I'm glad we've decided on this experiment of opening up our collaboration for review, although I'm trepidatious. Devore notes on your blog that to him writing is a private thing that he guards superstitiously. I suppose that as a director, I work against the impulse to feel this way. I think a serious problem facing American Theater is that people don't really know what director's are for or what they do. My blog has always been an effort to help address this.
Buddha Cowboy left an identical comment on both of our blogs that i'd like to quote:
I read The Shadow. I may be jumping way ahead here but, based on the story and based on your blog and Parabasis:
August 09, 2006
Why Do They Stay Away?
How is this play [you're] beginning going to remedy the August 9th post by Parabasis ?
I liked your response-- that hopefully by opening up the process we can spread information about the play and get more people interested.
I wanted to take this question a step further and just ask (of both of us):
(1) What is it that appeals to you about this project?
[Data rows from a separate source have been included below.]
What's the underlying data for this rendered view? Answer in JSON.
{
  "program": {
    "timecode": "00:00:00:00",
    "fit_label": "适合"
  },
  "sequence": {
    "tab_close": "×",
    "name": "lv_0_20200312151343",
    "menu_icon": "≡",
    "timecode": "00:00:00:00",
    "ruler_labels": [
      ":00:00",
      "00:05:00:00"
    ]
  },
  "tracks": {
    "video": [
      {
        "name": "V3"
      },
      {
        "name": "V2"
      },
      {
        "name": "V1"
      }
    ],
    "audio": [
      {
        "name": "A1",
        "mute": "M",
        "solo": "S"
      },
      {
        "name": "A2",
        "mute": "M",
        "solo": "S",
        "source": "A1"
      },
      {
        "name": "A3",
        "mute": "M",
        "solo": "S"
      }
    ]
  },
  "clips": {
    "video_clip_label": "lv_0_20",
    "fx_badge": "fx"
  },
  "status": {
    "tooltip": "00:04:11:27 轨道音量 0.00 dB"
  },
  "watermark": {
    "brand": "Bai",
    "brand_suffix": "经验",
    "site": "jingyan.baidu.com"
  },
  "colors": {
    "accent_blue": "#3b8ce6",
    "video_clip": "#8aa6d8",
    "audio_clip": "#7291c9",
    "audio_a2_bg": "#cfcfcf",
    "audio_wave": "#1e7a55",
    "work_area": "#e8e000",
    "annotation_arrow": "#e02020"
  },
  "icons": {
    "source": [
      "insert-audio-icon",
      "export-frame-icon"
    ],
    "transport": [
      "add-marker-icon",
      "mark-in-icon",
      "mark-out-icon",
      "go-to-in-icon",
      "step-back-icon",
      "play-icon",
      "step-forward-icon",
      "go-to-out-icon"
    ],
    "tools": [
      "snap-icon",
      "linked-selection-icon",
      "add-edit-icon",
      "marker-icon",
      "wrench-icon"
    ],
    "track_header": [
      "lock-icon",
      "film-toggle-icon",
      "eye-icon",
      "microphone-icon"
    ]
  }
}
(2) What do you hope to accomplish with it?
For me I would say:
(1) Well, I wanted to work with you and thought this story would appeal to you. I've also wanted to adapt this story since first reading it. For me, it's the aspects of competition, and how Andersen firmly roots that competitiveness in class dynamics between the two characters. Also, I loved the idea of looking at "passing". Basically, the Shadow is someone who passes in society, but that passing is based on his denigrating another human being. He can't pass without subjucating The Writer. I feel like there's so many different allegorical directions one can take the material within these dynamics to examine issues of class and race in America. At the same time, it's a rich and good enough story that isn't reduced to both of those things.
(2) What I hope to accomplish with it is hard to answer before there's a draft of the text, of course. But I think this is a story that could have really broad appeal while remaining true to its pitch-black roots. It's a children's story, a fairy tale. But it ends with the main character being executed. (Actually, it originally ended with him being specifically hanged, but a friend of Andersen's convinced him to remain vague about the details of the death because it would wreck the story). I guess what I'm saying is, I see in Andersen's story, a really accessible way to do some work that's a little more out there. I mean, how do you stage an actor having another actor as his shadow? for example. I think about... how the heck do you light a play so that someone doesn't have a shadow?. This is all putting the cart before the horse, but I think what's great about this story is that it can't be accomplished completely realistically so it will challenge me and all of the collaborators to find other ways of working. But meanwhile, it has really strong narrative. So that's pretty cool.
Anyway... those are my answers for now. I'd love to hear yours. Also... should we post what you've written so far and at least the relevant parts of our past e-mail correspondence?